Published online Nov 18, 2017. doi: 10.4254/wjh.v9.i32.1210
Peer-review started: August 22, 2017
First decision: September 19, 2017
Revised: September 21, 2017
Accepted: October 30, 2017
Article in press: October 30, 2017
Published online: November 18, 2017
Processing time: 86 Days and 17.1 Hours
Bacterial translocation (BT) has been impeccably implicated as a driving factor in the pathogenesis of a spectrum of chronic liver diseases (CLD). Scientific evidence accumulated over the last four decades has implied that the disease pathologies in CLD and BT are connected as a loop in the gut-liver axis and exacerbate each other. Pregnane X receptor (PXR) is a ligand-activated transcription factor and nuclear receptor that is expressed ubiquitously along the gut-liver-axis. PXR has been intricately associated with the regulation of various mechanisms attributed in causing BT. The importance of PXR as the mechanistic linker molecule in the gut-liver axis and its role in regulating bacterial interactions with the host in CLD has not been explored. PubMed was used to perform an extensive literature search using the keywords PXR and bacterial translocation, PXR and chronic liver disease including cirrhosis. In an adequate expression state, PXR acts as a sensor for bile acid dysregulation and bacterial derived metabolites, and in response shapes the immune profile beneficial to the host. Activation of PXR could be therapeutic in CLD as it counter-regulates endotoxin mediated inflammation and maintains the integrity of intestinal epithelium. This review mainly focuses PXR function and its regulation in BT in the context of chronic liver diseases.

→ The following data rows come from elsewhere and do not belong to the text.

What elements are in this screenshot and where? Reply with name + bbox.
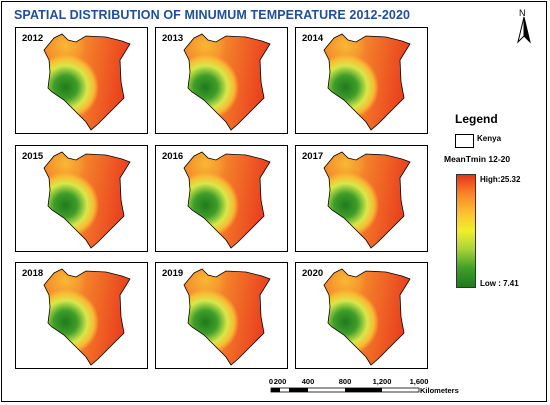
kenya-boundary-label: Kenya: [477, 134, 502, 143]
kenya-temperature-map: [43, 151, 131, 249]
ramp-low-label: Low : 7.41: [480, 279, 519, 288]
map-panel-2015: 2015: [15, 145, 148, 252]
panel-year-label: 2015: [22, 151, 44, 162]
kenya-temperature-map: [183, 151, 271, 249]
scale-tick-label: 400: [301, 377, 315, 386]
scale-units: Kilometers: [420, 386, 459, 395]
panel-year-label: 2017: [302, 151, 324, 162]
panel-year-label: 2020: [302, 268, 324, 279]
kenya-temperature-map: [323, 151, 411, 249]
legend: Legend Kenya MeanTmin 12-20 High:25.32 L…: [440, 112, 545, 297]
map-title: SPATIAL DISTRIBUTION OF MINUMUM TEMPERAT…: [14, 8, 411, 22]
kenya-temperature-map: [183, 33, 271, 131]
color-ramp: [456, 174, 476, 288]
legend-title: Legend: [455, 112, 498, 126]
scale-bar-graphic: [270, 387, 420, 393]
map-panel-2019: 2019: [155, 262, 288, 369]
map-panel-2013: 2013: [155, 27, 288, 134]
map-panel-2020: 2020: [295, 262, 428, 369]
scale-tick-label: 1,600: [409, 377, 429, 386]
scale-tick-label: 1,200: [372, 377, 392, 386]
scale-tick-label: 800: [338, 377, 352, 386]
north-label: N: [519, 8, 526, 18]
kenya-temperature-map: [43, 268, 131, 366]
scale-tick-label: 200: [273, 377, 287, 386]
kenya-temperature-map: [43, 33, 131, 131]
panel-year-label: 2016: [162, 151, 184, 162]
map-panel-2018: 2018: [15, 262, 148, 369]
panel-year-label: 2014: [302, 33, 324, 44]
kenya-boundary-swatch: [455, 134, 474, 148]
map-panel-2012: 2012: [15, 27, 148, 134]
ramp-title: MeanTmin 12-20: [444, 154, 511, 164]
ramp-high-label: High:25.32: [480, 175, 521, 184]
panel-year-label: 2019: [162, 268, 184, 279]
panel-year-label: 2018: [22, 268, 44, 279]
scale-bar: 0 200 400 800 1,200 1,600 Kilometers: [265, 377, 465, 399]
map-panel-2014: 2014: [295, 27, 428, 134]
kenya-temperature-map: [323, 33, 411, 131]
scale-tick-label: 0: [268, 377, 274, 386]
panel-year-label: 2012: [22, 33, 44, 44]
kenya-temperature-map: [323, 268, 411, 366]
map-panel-2017: 2017: [295, 145, 428, 252]
north-arrow-icon: [517, 16, 531, 44]
panel-year-label: 2013: [162, 33, 184, 44]
kenya-temperature-map: [183, 268, 271, 366]
map-panel-2016: 2016: [155, 145, 288, 252]
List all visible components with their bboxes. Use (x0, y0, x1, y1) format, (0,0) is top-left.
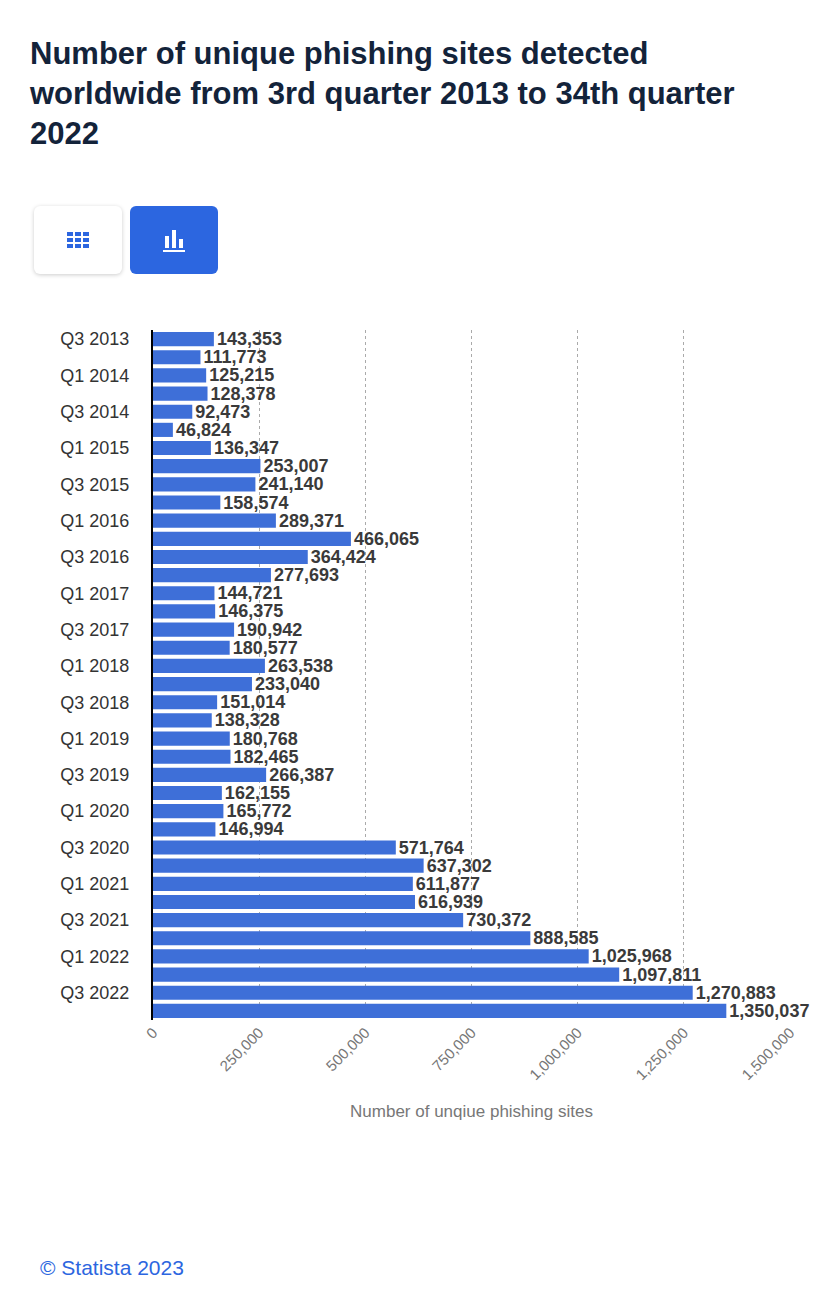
svg-text:151,014: 151,014 (220, 692, 285, 712)
svg-text:Q3 2015: Q3 2015 (60, 475, 129, 495)
svg-text:Q1 2016: Q1 2016 (60, 511, 129, 531)
svg-text:571,764: 571,764 (399, 838, 464, 858)
svg-text:Q3 2019: Q3 2019 (60, 765, 129, 785)
svg-text:Q1 2014: Q1 2014 (60, 366, 129, 386)
svg-text:364,424: 364,424 (311, 547, 376, 567)
svg-text:46,824: 46,824 (176, 420, 231, 440)
svg-text:Q1 2020: Q1 2020 (60, 801, 129, 821)
svg-text:611,877: 611,877 (416, 874, 480, 894)
svg-text:1,000,000: 1,000,000 (526, 1024, 585, 1083)
svg-text:180,577: 180,577 (233, 638, 298, 658)
svg-text:Q3 2021: Q3 2021 (60, 910, 129, 930)
svg-text:125,215: 125,215 (209, 365, 274, 385)
svg-text:182,465: 182,465 (233, 747, 298, 767)
svg-text:250,000: 250,000 (216, 1024, 266, 1074)
svg-text:180,768: 180,768 (233, 729, 298, 749)
svg-text:190,942: 190,942 (237, 620, 302, 640)
svg-text:233,040: 233,040 (255, 674, 320, 694)
svg-text:Q3 2022: Q3 2022 (60, 983, 129, 1003)
svg-text:136,347: 136,347 (214, 438, 279, 458)
svg-text:Number of unqiue phishing site: Number of unqiue phishing sites (350, 1102, 593, 1121)
svg-text:730,372: 730,372 (466, 910, 531, 930)
svg-text:Q1 2022: Q1 2022 (60, 947, 129, 967)
html-text:Number of unique phishing site: Number of unique phishing sites detected… (30, 36, 735, 151)
svg-text:241,140: 241,140 (258, 474, 323, 494)
svg-text:616,939: 616,939 (418, 892, 483, 912)
svg-text:466,065: 466,065 (354, 529, 419, 549)
svg-text:Q1 2021: Q1 2021 (60, 874, 129, 894)
svg-text:277,693: 277,693 (274, 565, 339, 585)
svg-text:Q3 2020: Q3 2020 (60, 838, 129, 858)
svg-text:1,270,883: 1,270,883 (696, 983, 776, 1003)
svg-text:92,473: 92,473 (195, 402, 250, 422)
svg-text:263,538: 263,538 (268, 656, 333, 676)
svg-text:0: 0 (143, 1024, 161, 1042)
svg-text:Q3 2016: Q3 2016 (60, 547, 129, 567)
svg-text:146,375: 146,375 (218, 601, 283, 621)
svg-text:1,350,037: 1,350,037 (729, 1001, 809, 1021)
svg-text:289,371: 289,371 (279, 511, 344, 531)
svg-text:1,500,000: 1,500,000 (738, 1024, 797, 1083)
svg-text:111,773: 111,773 (203, 347, 266, 367)
svg-text:Q1 2017: Q1 2017 (60, 584, 129, 604)
svg-text:253,007: 253,007 (263, 456, 328, 476)
html-text:© Statista 2023: © Statista 2023 (40, 1256, 184, 1279)
svg-text:138,328: 138,328 (215, 710, 280, 730)
svg-text:500,000: 500,000 (322, 1024, 372, 1074)
svg-text:165,772: 165,772 (226, 801, 291, 821)
svg-text:1,097,811: 1,097,811 (622, 965, 701, 985)
svg-text:Q3 2014: Q3 2014 (60, 402, 129, 422)
svg-text:128,378: 128,378 (211, 384, 276, 404)
svg-text:637,302: 637,302 (427, 856, 492, 876)
svg-text:888,585: 888,585 (533, 928, 598, 948)
svg-text:143,353: 143,353 (217, 329, 282, 349)
svg-text:Q1 2019: Q1 2019 (60, 729, 129, 749)
svg-text:1,250,000: 1,250,000 (632, 1024, 691, 1083)
svg-text:Q3 2017: Q3 2017 (60, 620, 129, 640)
svg-text:158,574: 158,574 (223, 493, 288, 513)
svg-text:1,025,968: 1,025,968 (592, 946, 672, 966)
svg-text:Q3 2018: Q3 2018 (60, 693, 129, 713)
svg-text:146,994: 146,994 (218, 819, 283, 839)
svg-text:750,000: 750,000 (429, 1024, 479, 1074)
svg-text:266,387: 266,387 (269, 765, 334, 785)
svg-text:Q1 2018: Q1 2018 (60, 656, 129, 676)
svg-text:Q1 2015: Q1 2015 (60, 438, 129, 458)
svg-text:162,155: 162,155 (225, 783, 290, 803)
svg-text:Q3 2013: Q3 2013 (60, 329, 129, 349)
svg-text:144,721: 144,721 (217, 583, 282, 603)
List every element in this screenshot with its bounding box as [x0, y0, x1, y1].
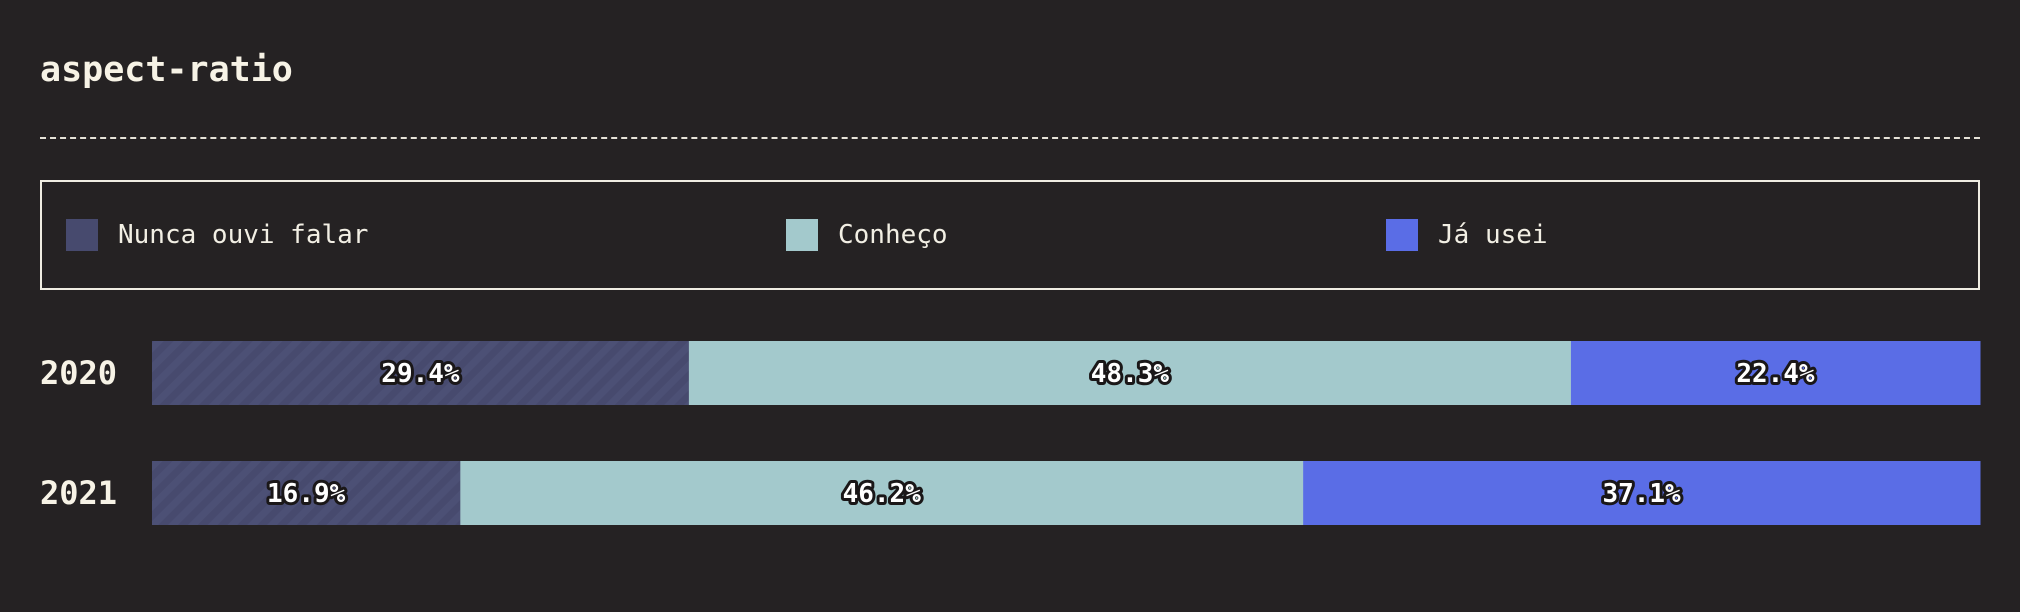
legend-swatch-conheco [786, 219, 818, 251]
legend-label-conheco: Conheço [838, 220, 948, 250]
data-label-2020-conheco: 48.3% [1091, 359, 1170, 389]
title-divider [40, 137, 1980, 139]
legend-swatch-nunca [66, 219, 98, 251]
bar-2020-nunca [152, 341, 690, 405]
data-label-2021-conheco: 46.2% [843, 479, 922, 509]
legend-item-ja-usei: Já usei [1386, 218, 1548, 252]
data-label-2021-nunca: 16.9% [267, 479, 346, 509]
legend-label-nunca: Nunca ouvi falar [118, 220, 369, 250]
legend: Nunca ouvi falar Conheço Já usei [40, 180, 1980, 290]
bar-2020-ja-usei [1570, 341, 1981, 405]
legend-item-conheco: Conheço [786, 218, 948, 252]
bar-2020-conheco [688, 341, 1572, 405]
data-label-2020-ja-usei: 22.4% [1736, 359, 1815, 389]
bar-2021-ja-usei [1303, 461, 1981, 525]
legend-swatch-ja-usei [1386, 219, 1418, 251]
bar-2021-nunca [152, 461, 461, 525]
data-label-2020-nunca: 29.4% [381, 359, 460, 389]
bar-2021-conheco [460, 461, 1304, 525]
row-label-2020: 2020 [40, 354, 118, 392]
legend-label-ja-usei: Já usei [1438, 220, 1548, 250]
legend-item-nunca: Nunca ouvi falar [66, 218, 368, 252]
chart-title: aspect-ratio [40, 50, 293, 90]
data-label-2021-ja-usei: 37.1% [1602, 479, 1681, 509]
row-label-2021: 2021 [40, 474, 118, 512]
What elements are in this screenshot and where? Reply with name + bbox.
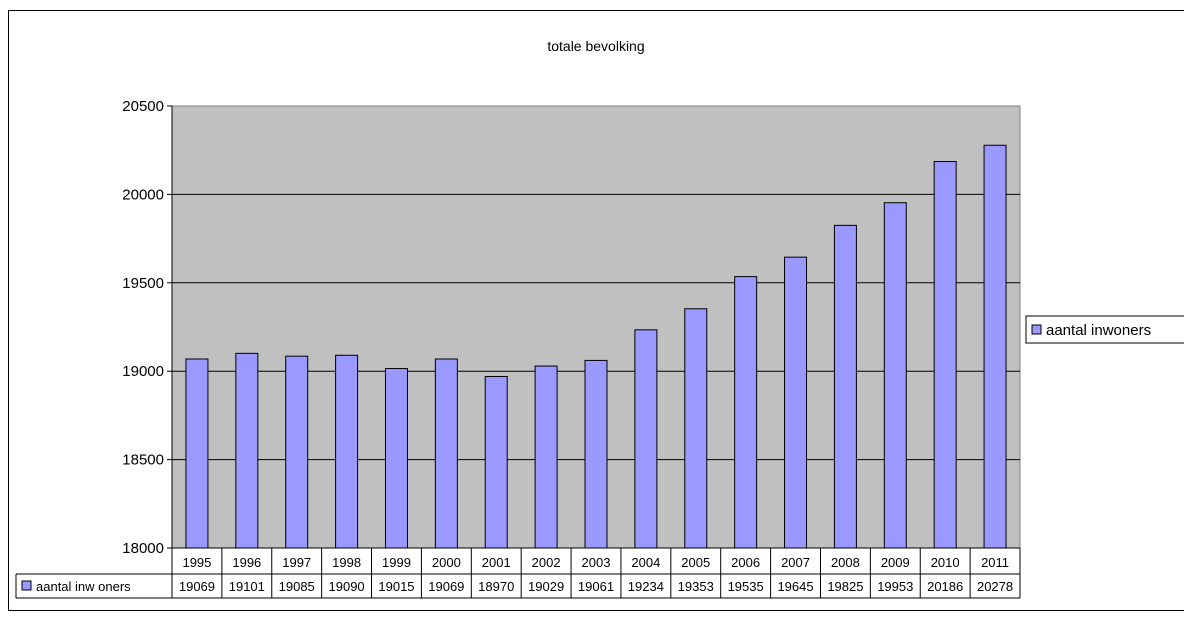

Core tip: Translocation of bacteria at pathological levels is a major driving factor in the progression of chronic liver diseases (CLD). However, it remains to be known whether it is the CLD condition that triggers leaky gut, or if translocation of bacteria plays an etiological role in the pathogenesis of CLD. Dysregulation of homeostasis in the gut-liver axis is considered as a crucial element that underlies the pathogenesis of BT. The nuclear receptor, pregnane X receptor (PXR) is widely expressed in gut and liver axis and is implicated in maintenance of equilibrium in the gut-liver axis. This review will summarize the various studies that have highlighted the importance of PXR as the mechanistic linker molecule in the gut-liver axis and its role in regulating bacterial translocation in the pathogenesis of cirrhosis.